Three NBA players with a trait that would translate well to MMA
Shaquille O'Neal is going to wish he stuck around the hardwood for another year when he sees this. If only he hadn't retired last spring after 19 seasons, the four-time NBA champion would have been a daunting representative of pro basketball in the octagon. Who needs to build a composite fighter when you can get all the fight you need in a single 7-foot-1, 325-pound package? (Of course, Shaq would have to cut quite a few pounds to make the UFC's heavyweight limit.)
O'Neal is a big fan of the Dana White Fight Club (OK, he's a big everything) and he's trained in boxing, jiu-jitsu, Muay Thai and wrestling at an MMA gym in LA. A few years ago, while still an active player, he issued a challenge to an even larger man, the 7-2, 350-pound Korean kickboxer and mixed martial artist Choi Hong-man, whom you might remember from the time he endeared himself to sports fans everywhere by beating the crap out of Jose Canseco in a farcical MMA fight. The bout with Shaq never materialized, though.
Of course, "The Big Diesel" isn't the only ex-NBAer with martial arts cred. Kareem Abdul-Jabbar used to train and spar with Bruce Lee, and long before playing the role of Roget Murdock in Airplane!, Kareem made his silver screen debut playing opposite (and fighting!) Lee in the 1972 film Game of Death. More recently, the Lakers had a judo black belt, D.J. Mbenga, on the roster.
But let's stick to active players. We could look to Kings forward James Johnson, a black belt in karate who is 20-0 in kickboxing and, while still in high school, won an amateur MMA fight. But none of that really factors in to what Johnson offers on the court. We're assessing basketball attributes here. And with an abundance of size and athleticism, the NBA has much to offer.
A physical presence: Anderson Varejão
He doesn't throw punches and kicks or bob and weave like that other Brazilian named Anderson, last name Silva, but who on the planet does? This Anderson is the NBA leader in rebounding, which is the basketball equivalent of dirty boxing in a clinch against the cage.
Varejão takes to the hardwood as if engaging in a scrap on a mat, diving for loose balls, stepping in for charges and, yes, stepping in for faux charges as well. But even when he's flopping, the Cavaliers center is putting his 6-foot-11, 260-pound body on the line. That approach comes with a price, of course. He was on track to be among the league leaders in rebounding last season, too, but missed more than half of the schedule because of an ankle injury.
MMA has evolved beyond its early days as basically a toughman contest. To be successful, fighters now must have mad skills in some combination of striking and grappling disciplines. But toughness still counts for something. And if you're looking to pro basketball for that, Varejão is your man. Especially considering where he's from. I mean, at some point during his 30 years, wouldn't you think the big guy at least visited a jiu-jitsu school back home in Espirito Santo?

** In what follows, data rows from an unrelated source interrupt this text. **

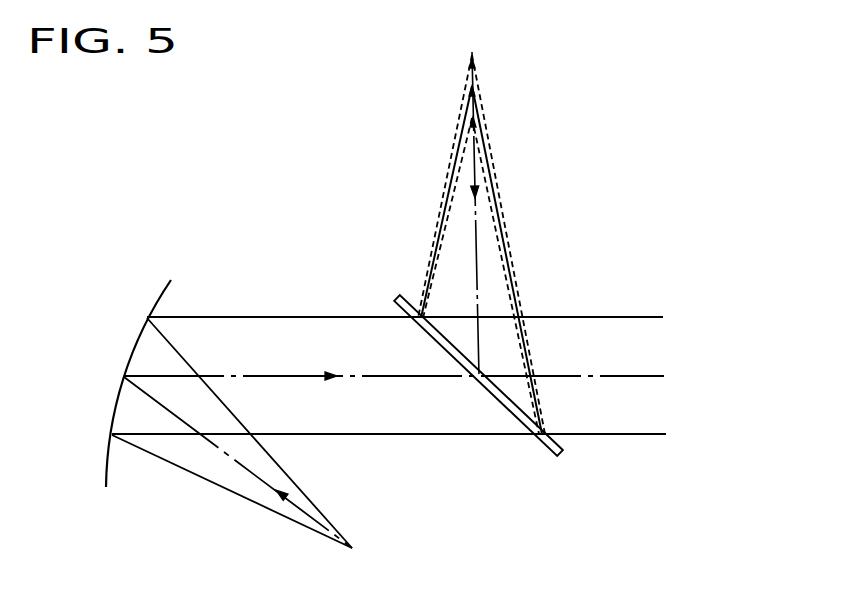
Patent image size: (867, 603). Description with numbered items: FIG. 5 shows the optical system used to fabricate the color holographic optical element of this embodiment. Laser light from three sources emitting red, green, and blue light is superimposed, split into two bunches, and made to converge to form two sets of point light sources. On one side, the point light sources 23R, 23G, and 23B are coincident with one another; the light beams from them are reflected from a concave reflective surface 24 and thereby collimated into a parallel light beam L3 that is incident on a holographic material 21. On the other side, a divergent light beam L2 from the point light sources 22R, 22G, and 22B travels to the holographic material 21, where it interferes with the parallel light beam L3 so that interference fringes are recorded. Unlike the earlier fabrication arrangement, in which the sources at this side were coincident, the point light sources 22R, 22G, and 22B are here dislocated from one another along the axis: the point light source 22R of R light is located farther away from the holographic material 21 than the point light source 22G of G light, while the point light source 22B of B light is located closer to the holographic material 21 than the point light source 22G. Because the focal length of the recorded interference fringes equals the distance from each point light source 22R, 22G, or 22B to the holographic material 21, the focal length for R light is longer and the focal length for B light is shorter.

The holographic material 21 is at (548, 447).
The point light source of R light 22R is at (472, 52).
The point light source of G light 22G is at (474, 84).
The point light source of B light 22B is at (474, 116).
The point light source of R light 23R is at (355, 549).
The point light source of G light 23G is at (319, 471).
The point light source of B light 23B is at (342, 500).
The concave reflective surface 24 is at (158, 297).
The divergent light beam L2 is at (498, 245).
The parallel light beam L3 is at (299, 332).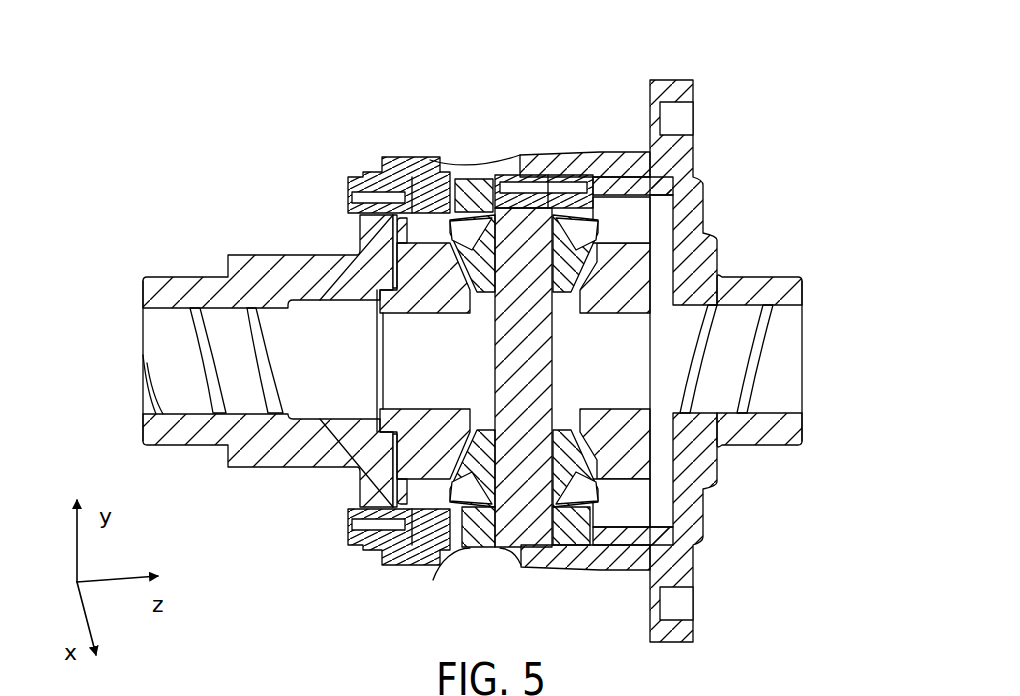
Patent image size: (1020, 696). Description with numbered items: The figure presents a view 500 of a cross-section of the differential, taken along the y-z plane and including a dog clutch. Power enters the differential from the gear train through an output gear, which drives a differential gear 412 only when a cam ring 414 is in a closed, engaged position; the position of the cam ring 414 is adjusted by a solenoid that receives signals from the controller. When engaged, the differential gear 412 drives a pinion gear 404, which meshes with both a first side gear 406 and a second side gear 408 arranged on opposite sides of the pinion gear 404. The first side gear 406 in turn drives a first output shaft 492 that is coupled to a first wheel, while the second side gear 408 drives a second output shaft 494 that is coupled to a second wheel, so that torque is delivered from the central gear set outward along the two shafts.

The view 500 is at (758, 82).
The first output shaft 492 is at (303, 295).
The cam ring 414 is at (423, 190).
The differential gear 412 is at (470, 187).
The pinion gear 404 is at (570, 233).
The second side gear 408 is at (650, 272).
The first side gear 406 is at (378, 472).
The second output shaft 494 is at (750, 450).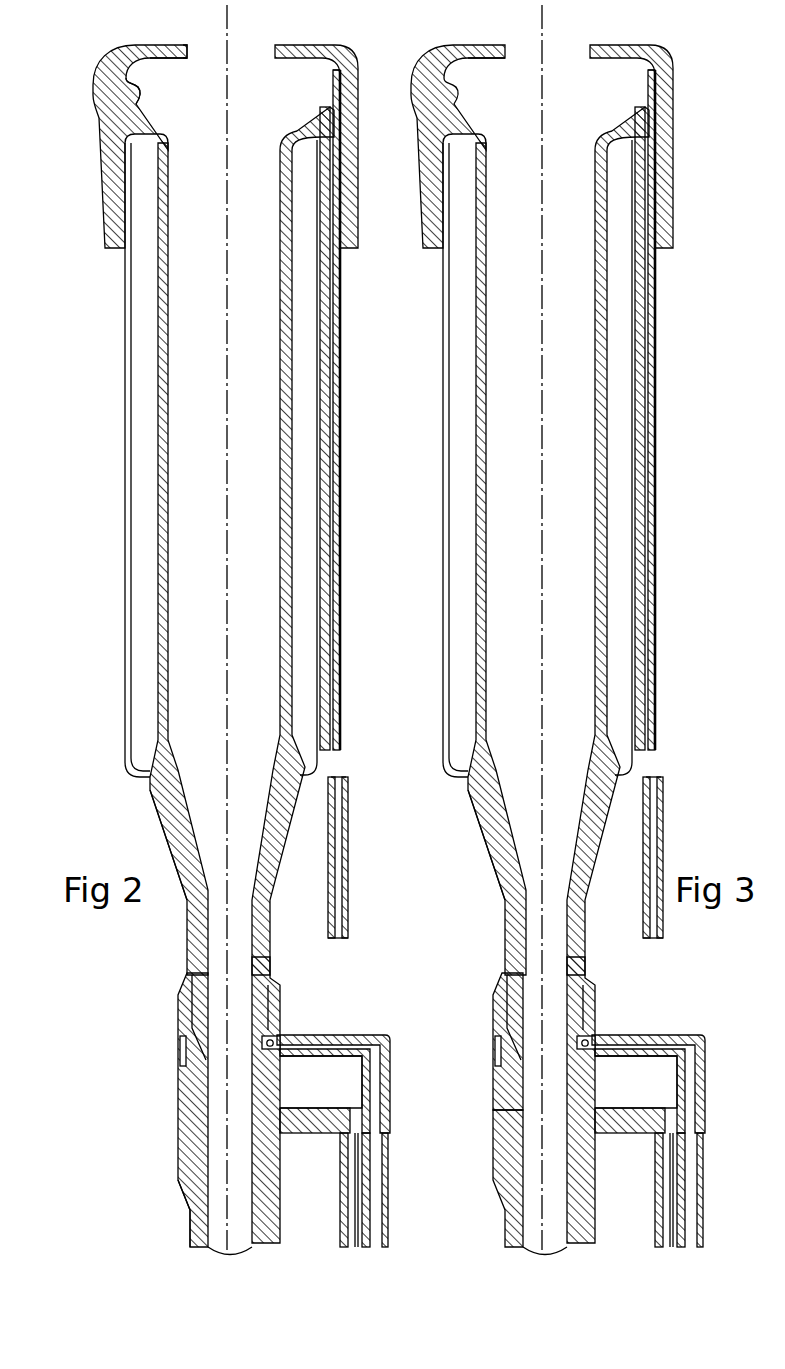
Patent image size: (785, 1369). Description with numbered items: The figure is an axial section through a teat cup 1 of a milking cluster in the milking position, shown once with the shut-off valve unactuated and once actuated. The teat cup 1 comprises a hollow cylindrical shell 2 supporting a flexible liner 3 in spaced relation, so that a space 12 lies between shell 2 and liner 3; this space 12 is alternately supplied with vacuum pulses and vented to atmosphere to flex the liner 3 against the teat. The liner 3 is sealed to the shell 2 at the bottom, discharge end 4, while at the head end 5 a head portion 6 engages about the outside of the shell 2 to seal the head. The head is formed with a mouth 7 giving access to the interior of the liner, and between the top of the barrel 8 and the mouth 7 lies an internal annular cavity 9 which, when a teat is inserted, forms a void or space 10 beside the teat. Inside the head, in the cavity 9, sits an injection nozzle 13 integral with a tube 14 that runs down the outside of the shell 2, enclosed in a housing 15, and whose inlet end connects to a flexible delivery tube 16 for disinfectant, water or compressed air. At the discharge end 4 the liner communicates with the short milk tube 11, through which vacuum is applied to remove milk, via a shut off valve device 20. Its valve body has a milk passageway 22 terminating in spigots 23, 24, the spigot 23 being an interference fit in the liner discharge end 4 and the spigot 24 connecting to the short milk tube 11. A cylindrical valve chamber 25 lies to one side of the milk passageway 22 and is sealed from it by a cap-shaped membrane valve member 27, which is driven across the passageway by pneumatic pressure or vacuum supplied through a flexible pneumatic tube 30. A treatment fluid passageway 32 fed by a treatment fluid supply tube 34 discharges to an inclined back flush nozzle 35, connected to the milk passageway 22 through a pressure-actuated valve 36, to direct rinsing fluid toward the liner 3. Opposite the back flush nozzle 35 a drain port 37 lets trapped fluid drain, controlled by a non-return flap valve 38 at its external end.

In FIG. 2, the teat cup 1 is at (116, 488).
In FIG. 3, the teat cup 1 is at (455, 510).
In FIG. 2, the shell 2 is at (124, 343).
In FIG. 3, the shell 2 is at (419, 460).
In FIG. 2, the liner 3 is at (157, 412).
In FIG. 3, the liner 3 is at (448, 559).
In FIG. 2, the discharge end 4 is at (148, 810).
In FIG. 3, the discharge end 4 is at (503, 845).
In FIG. 2, the head end 5 is at (357, 51).
In FIG. 2, the head portion 6 is at (108, 71).
In FIG. 2, the mouth 7 is at (185, 45).
In FIG. 3, the mouth 7 is at (649, 129).
In FIG. 2, the barrel 8 is at (281, 314).
In FIG. 3, the barrel 8 is at (600, 541).
In FIG. 2, the internal annular cavity 9 is at (130, 104).
In FIG. 2, the void or space 10 is at (176, 103).
In FIG. 3, the void or space 10 is at (483, 75).
In FIG. 2, the short milk tube 11 is at (190, 1207).
In FIG. 2, the space 12 is at (305, 556).
In FIG. 3, the space 12 is at (659, 441).
In FIG. 2, the injection nozzle 13 is at (337, 74).
In FIG. 3, the injection nozzle 13 is at (606, 100).
In FIG. 2, the tube 14 is at (336, 763).
In FIG. 3, the tube 14 is at (675, 764).
In FIG. 2, the housing 15 is at (343, 624).
In FIG. 2, the flexible delivery tube 16 is at (333, 849).
In FIG. 3, the flexible delivery tube 16 is at (673, 857).
In FIG. 2, the shut off valve device 20 is at (155, 1100).
In FIG. 3, the shut off valve device 20 is at (588, 1102).
In FIG. 2, the milk passageway 22 is at (218, 1010).
In FIG. 3, the milk passageway 22 is at (543, 627).
In FIG. 3, the spigot 23 is at (477, 1030).
In FIG. 3, the spigot 24 is at (478, 1178).
In FIG. 3, the cylindrical valve chamber 25 is at (669, 1079).
In FIG. 2, the valve member 27 is at (315, 1066).
In FIG. 3, the valve member 27 is at (617, 1082).
In FIG. 2, the flexible pneumatic tube 30 is at (352, 1217).
In FIG. 2, the treatment fluid passageway 32 is at (374, 1080).
In FIG. 3, the treatment fluid passageway 32 is at (667, 1084).
In FIG. 2, the treatment fluid supply tube 34 is at (375, 1189).
In FIG. 2, the back flush nozzle 35 is at (256, 1040).
In FIG. 2, the pressure-actuated valve 36 is at (272, 1042).
In FIG. 3, the pressure-actuated valve 36 is at (660, 998).
In FIG. 2, the drain port 37 is at (183, 1058).
In FIG. 3, the non-return flap valve 38 is at (469, 1053).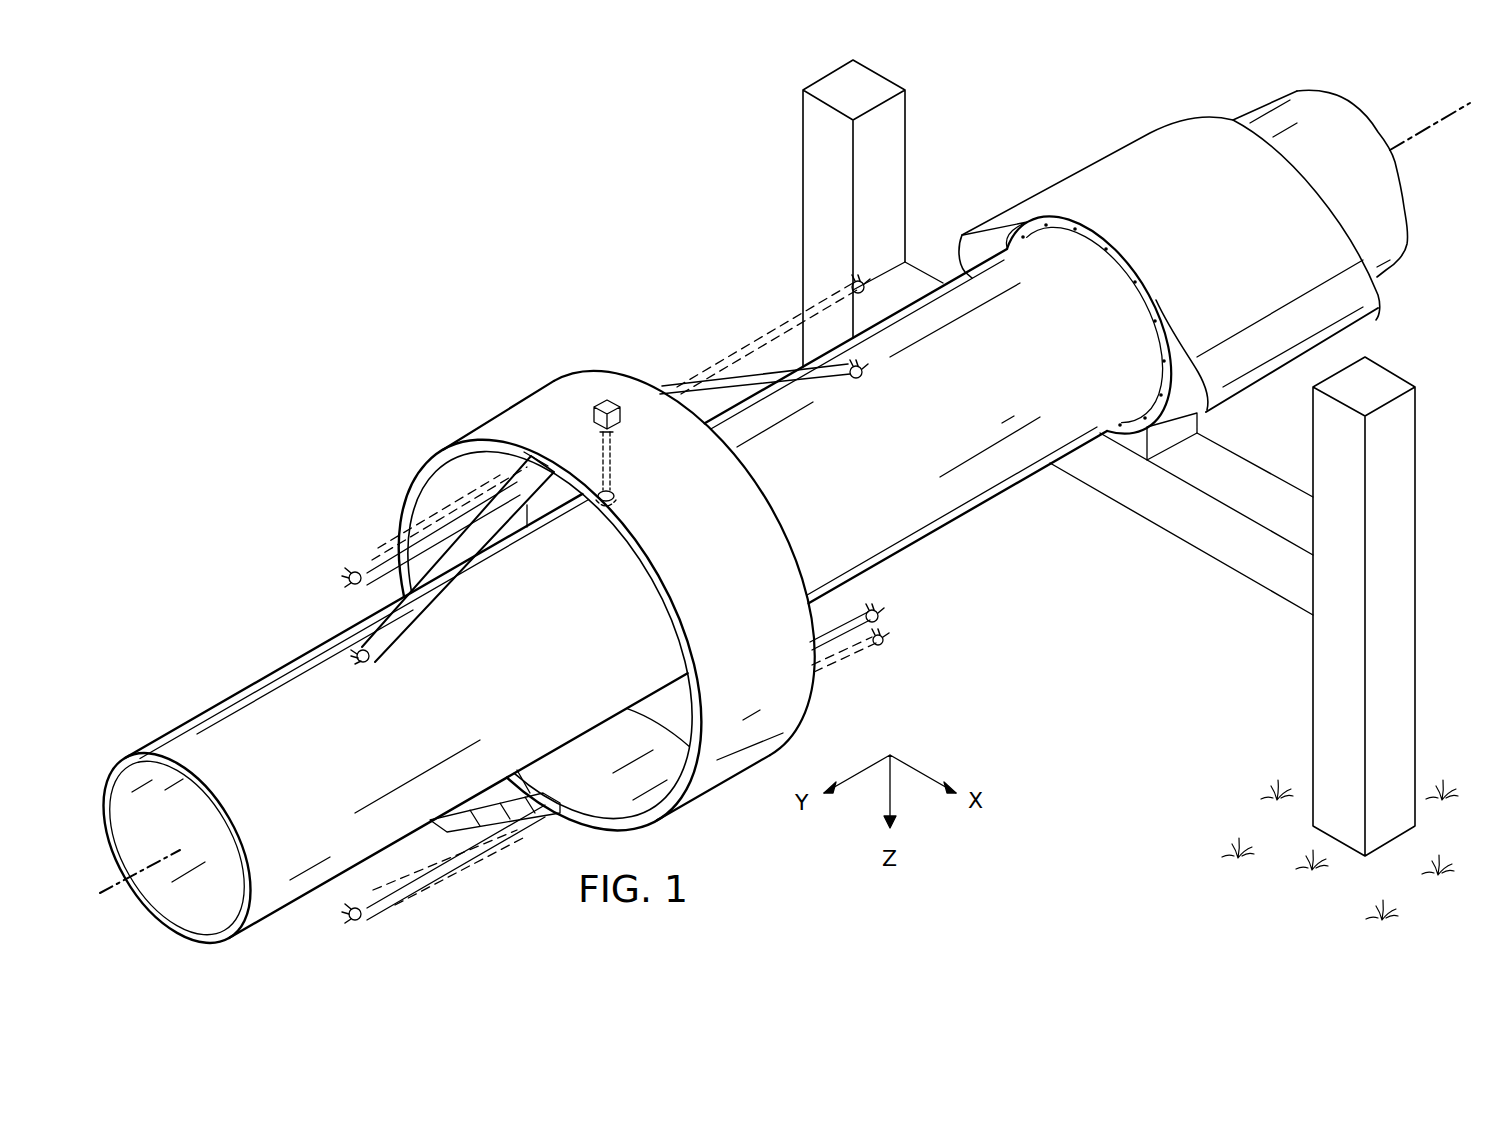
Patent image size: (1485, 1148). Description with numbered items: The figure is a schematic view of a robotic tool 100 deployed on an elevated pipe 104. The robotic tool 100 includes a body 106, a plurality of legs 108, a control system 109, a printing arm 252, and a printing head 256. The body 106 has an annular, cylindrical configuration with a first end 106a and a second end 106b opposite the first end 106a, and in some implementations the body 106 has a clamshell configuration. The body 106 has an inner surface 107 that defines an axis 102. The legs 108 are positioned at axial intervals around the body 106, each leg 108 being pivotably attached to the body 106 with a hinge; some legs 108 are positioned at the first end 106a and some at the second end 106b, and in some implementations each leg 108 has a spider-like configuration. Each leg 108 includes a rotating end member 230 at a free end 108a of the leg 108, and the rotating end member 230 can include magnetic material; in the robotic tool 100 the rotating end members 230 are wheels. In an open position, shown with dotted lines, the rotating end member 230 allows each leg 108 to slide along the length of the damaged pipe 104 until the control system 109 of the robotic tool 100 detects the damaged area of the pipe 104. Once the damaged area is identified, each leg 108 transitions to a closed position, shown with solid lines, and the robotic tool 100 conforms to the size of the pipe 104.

The robotic tool 100 is at (474, 396).
The axis 102 is at (113, 899).
The elevated pipe 104 is at (262, 690).
The body 106 is at (649, 601).
The first end 106a is at (663, 604).
The second end 106b is at (770, 497).
The inner surface 107 is at (630, 550).
The legs 108 is at (832, 392).
The free end 108a is at (862, 380).
The control system 109 is at (604, 398).
The rotating end member 230 is at (366, 666).
The printing arm 252 is at (618, 474).
The printing head 256 is at (630, 500).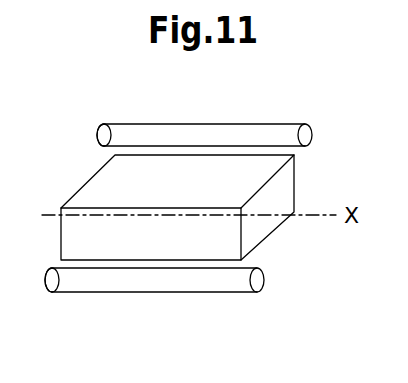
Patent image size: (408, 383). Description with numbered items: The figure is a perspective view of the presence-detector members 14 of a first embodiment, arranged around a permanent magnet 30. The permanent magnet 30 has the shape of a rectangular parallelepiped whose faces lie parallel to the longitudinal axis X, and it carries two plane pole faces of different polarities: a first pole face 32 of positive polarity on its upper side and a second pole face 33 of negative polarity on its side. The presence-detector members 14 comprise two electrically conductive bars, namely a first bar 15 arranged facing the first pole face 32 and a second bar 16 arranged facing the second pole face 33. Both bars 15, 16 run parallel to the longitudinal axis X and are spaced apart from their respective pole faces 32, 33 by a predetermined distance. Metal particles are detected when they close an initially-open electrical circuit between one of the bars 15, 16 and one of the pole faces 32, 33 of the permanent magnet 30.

The presence-detector members 14 is at (209, 88).
The first bar 15 is at (130, 135).
The second bar 16 is at (166, 283).
The permanent magnet 30 is at (214, 209).
The first pole face 32 is at (100, 187).
The second pole face 33 is at (275, 241).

An in-your-face intimidator: Metta World Peace
Let's get one thing straight: The Instigator Formerly Known As Ron Artest would get his butt whupped if he were to pull his nonsense in the presence of a trained martial artist. His 6-7, 260 frame would get chopped down by a UFC flyweight. But we're looking for applicable basketball attributes here, and the ferocious attitude of the ironically renamed World Peace definitely would come in handy in an MMA bout. To win a fight, you have to have a willingness to fight.
World Peace certainly is willing. Even in the year since he took on the passivist surname, the Lakers forward has drawn a suspension for giving an opponent a concussion with an errant elbow. Throughout a 14-year NBA career, the name Artest has been synonymous with conflict. Most famously, he incited a 2004 brawl between the Pistons and Pacers that spilled into the stands and resulted in Ron attacking fans. That part definitely wouldn't fly in the UFC. But his fierceness would.
A man among boys: LeBron James
Watching James do his thing on the court, especially when he takes the ball into the paint, is a little like watching Jon Jones against other 205-pounders. He's just bigger and stronger and more athletic, and you get the feeling he's not picking on guys his own size. His size, by the way, is 6-8 and 250 pounds, which combined with his dexterity makes him too brawny for anyone smaller to handle, too explosive for anyone bigger.
LeBron's elite aura is not simply a product of physical gifts, though. Like other great players throughout the history of this game and other sports as well, the Heat's leader always seems to be playing his tune a beat ahead of the rest of the band. And while he performs at top speed in front of our eyes, you get the sense that the action is unfolding in slow motion in his mind's eye.
This is what it's like, too, for the best of the best in the UFC. Jon Jones is a man among boys. Georges St-Pierre is a step ahead. Anderson Silva has that slo-mo guiding him. So if we're building a fighter of championship quality, a good foundation would be the physique and the prowess of James.